Unlike 2016, Trump has not succeeded in moving national opinion to his advantage this time around. Instead, the focus is all on the coronavirus, and Trump’s recent efforts to distract smack of desperation. Take his suggestion of moving the election date, slowing down the mail, clandestine support for Kanye West’s campaign, or attacks on Harris’ eligibility to be president.  Increasingly erratic behavior by a desperate man? Or crazy like a fox?

If the election were held today, I believe that Trump’s chances of winning would be low. I give him around a 40% chance of retaining the White House. But the operative word here is today.

There still is a long road to travel before election-day.  And when we look closely, the signals are mixed.

Below I detail the most relevant polling data of the week as I see it.

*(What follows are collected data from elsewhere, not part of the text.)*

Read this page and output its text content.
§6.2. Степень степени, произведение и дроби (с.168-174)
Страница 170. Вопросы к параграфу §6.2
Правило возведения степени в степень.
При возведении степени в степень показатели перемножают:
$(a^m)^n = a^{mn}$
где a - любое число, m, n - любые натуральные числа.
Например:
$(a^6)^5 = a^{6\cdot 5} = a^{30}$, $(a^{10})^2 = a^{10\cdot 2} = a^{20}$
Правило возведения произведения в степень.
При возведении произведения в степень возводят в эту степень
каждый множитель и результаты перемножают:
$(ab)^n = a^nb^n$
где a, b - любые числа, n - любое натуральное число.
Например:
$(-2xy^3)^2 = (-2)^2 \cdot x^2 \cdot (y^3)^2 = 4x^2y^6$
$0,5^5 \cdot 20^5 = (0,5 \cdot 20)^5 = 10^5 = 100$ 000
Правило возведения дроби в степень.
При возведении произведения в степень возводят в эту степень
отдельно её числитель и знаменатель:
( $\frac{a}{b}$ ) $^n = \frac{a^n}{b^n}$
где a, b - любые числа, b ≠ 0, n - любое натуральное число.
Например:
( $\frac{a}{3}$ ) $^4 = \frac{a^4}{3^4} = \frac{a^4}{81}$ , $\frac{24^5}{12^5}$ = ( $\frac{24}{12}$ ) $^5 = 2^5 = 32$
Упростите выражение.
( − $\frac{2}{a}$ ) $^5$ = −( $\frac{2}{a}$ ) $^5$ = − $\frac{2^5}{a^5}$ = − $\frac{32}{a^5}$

  1. Again, beware of horse race polls.   I can’t say this often enough.  We should all be cautious of the polls at this stage of the game; they aren’t yet ready for primetime.  The conventions have not happened. Most people are still tuned out.  Biden leads by 11 points. I would divide this number by two to account for the eventual narrowing to come.  From this vantage point, the race is closer than the indicators suggest. Horse race polls

     

  2. Down but not out.  Yes, Trump’s poll numbers have been ugly.  Our own Reuters/Ipsos polling had him in the high 30’s for much of last month; most recently, he moved up to 40%. As I always say, a sitting president at a 40% approval rating has better than a 50/50 chance of winning the election. Below that tipping point things get ugly. So, Trump definitely is not dead by this metric. But he is on life support. Trump approval rating

     

  3. Contradictory signals.  In the end, the electoral college will ultimately be decided by outcomes in a few choice swing states. I am paying special attention to Michigan, Pennsylvania, and Wisconsin—the three states that Trump won in 2016 to clinch the White House.  Here the story is complicated.  Yes, Biden leads in the horse race polls.  But from an approval perspective, Trump is in a much better place.  Look at the data. Again, Trump is wounded but not out of the gameSwing state advantage
  4. The enthusiasm advantage.  Democrats are energized—more certain now than they have been in the past two presidential elections. Will this lead to higher Democratic turnout come November? Perhaps, but the coronavirus is muddying the waters. We expect many Americans may want to turn to the safer option of vote by mail instead of in-person. While Democrats are comfortable with voting by mail, Republicans are not. Our own polling shows that a huge GOP majority worry that vote by mail will result in fraud. There might be method to Trump’s postal madness. Put differently, enthusiasm does not always translate into votes.  We will see. Vote certainty and fraud fear

     

  5. Trumpian magic still in remission.  Trump is a communications savant in my view. His ability to connect with his base at a very visceral level is why he is where he is today. Take his influence on how Americans see immigration as an issue. Its rise is due purely and solely to Trump.  Look at how he uses external proof points to double down on his nativist message.  Also see how the pandemic broke his hypnotic connection over the last six months—immigration tanked as an issue.  Will he be able to refocus his superpowers to “pump prime” his base this election cycle? Will it matter? We will see. Pump priming

     

Ultimately, none of this bodes well for Trump. But glimmers of hope still exist.  Let’s see how the indicators evolve over the next few weeks.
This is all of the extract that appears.